Summary of immune-related response criteria (irRC) guidelines compared with WHO handbook and response evaluation criteria in solid tumors (RECIST 1.1).24,37,39
| Complete response (CR) | |
| mWHO | Disappearance of all lesions in two consecutive observations ≥4 weeks apart. |
| RECIST 1.1 | Disappearance of all target lesions. Any pathological lymph nodes (whether target or non-target) must have reduction in short axis to <10 mm. Disappearance of all non-target lesions and normalization of tumor marker level. All lymph nodes must be non-pathological in size (<10 mm short axis). |
| irRC | Disappearance of all lesions in two consecutive observations ≥4 weeks apart. |
| Partial response (PR) | |
| mWHO | ≥50% decrease in the sum of the products of the two largest perpendicular diameters (SPD) of all index lesions vs. baseline in two observations at least 4 weeks apart, in absence of new lesions or unequivocal progression of non-index lesions. |
| RECIST 1.1 | At least a 30% decrease in the sum of diameters of target lesions, taking as reference the baseline sum diameters. |
| irRC | ≥50% decrease in tumor burden vs. baseline in two observations at least 4 weeks apart. |
| Stable disease (SD) | |
| mWHO | 50% decrease in SPD vs. baseline cannot be established nor 25% increase vs. nadir, in absence of new lesions or unequivocal progression of non-index lesions. |
| RECIST 1.1 | Neither sufficient shrinkage to qualify for PR nor sufficient increase to qualify for PD, taking as reference the smallest sum diameters while on study. Persistence of one or more non-target lesion(s) and/or maintenance of tumor marker level above the normal limits. |
| irRC | 50% decrease in tumor burden vs. baseline cannot be established nor 25% increase vs. nadir. |
| Progressive disease (PD) | |
| mWHO | At least 25% increase in SPD vs. nadir and/or unequivocal progression of non-index lesions and/or appearance of new lesions (at any single time point). |
| RECIST 1.1 | At least a 20% increase in the sum of diameters of target lesions, taking as reference the smallest sum on study (this includes the baseline sum if that is the smallest on study). In addition to the relative increase of 20%, the sum must also demonstrate an absolute increase of at least 5 mm. Unequivocal progression of existing non-target lesions.

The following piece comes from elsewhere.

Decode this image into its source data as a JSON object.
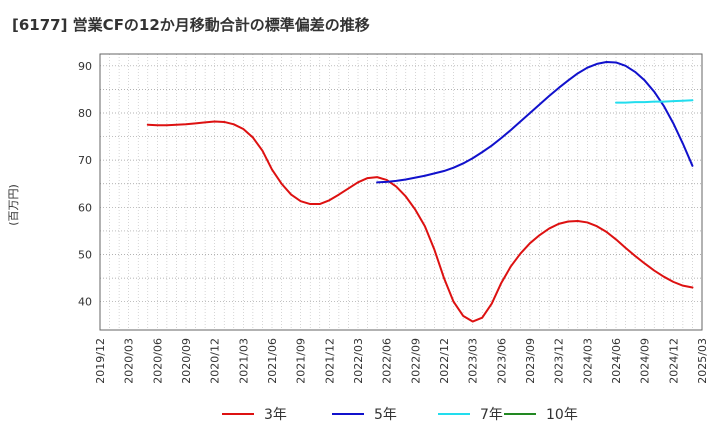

The appearance of one or more new lesions is also considered progression.* |
| irRC | At least 25% increase in tumor burden vs. nadir (at any single time point) in two consecutive observations at least 4 weeks apart. |
| Non-index lesions (non-measurable or over allowed number) | |
| mWHO | Changes contribute to defining best overall response of complete or partial response and stable or progressive disease. |
| RECIST 1.1 | Changes contribute to defining best overall response of complete or partial response and stable or progressive disease. |
| irRC | Contribute to defining immune-related complete response (complete disappearance required). |
| New measurable lesions (≥5 × 5 mm) | |
| mWHO | Always represent progressive disease. |
| RECIST 1.1 | Always represent progressive disease. |
| irRC | Incorporated in tumor burden. |
| New non-measurable lesions (≤5 × 5 mm, bone metastases, effusions) | |
| mWHO | Always represent progressive disease. |
| RECIST 1.1 | Always represent progressive disease. |
| irRC | Do not define progression (but preclude immune-related complete response). |
Note:
*
Non-CR/non-PD is preferred over SD when assessing nontarget lesion disease.
Abbreviations: irRC, immune-related response criteria; mWHO, modified World Health Organization; RECIST, response evaluation criteria in solid tumors; SPD, sum of the products of the two largest perpendicular diameters.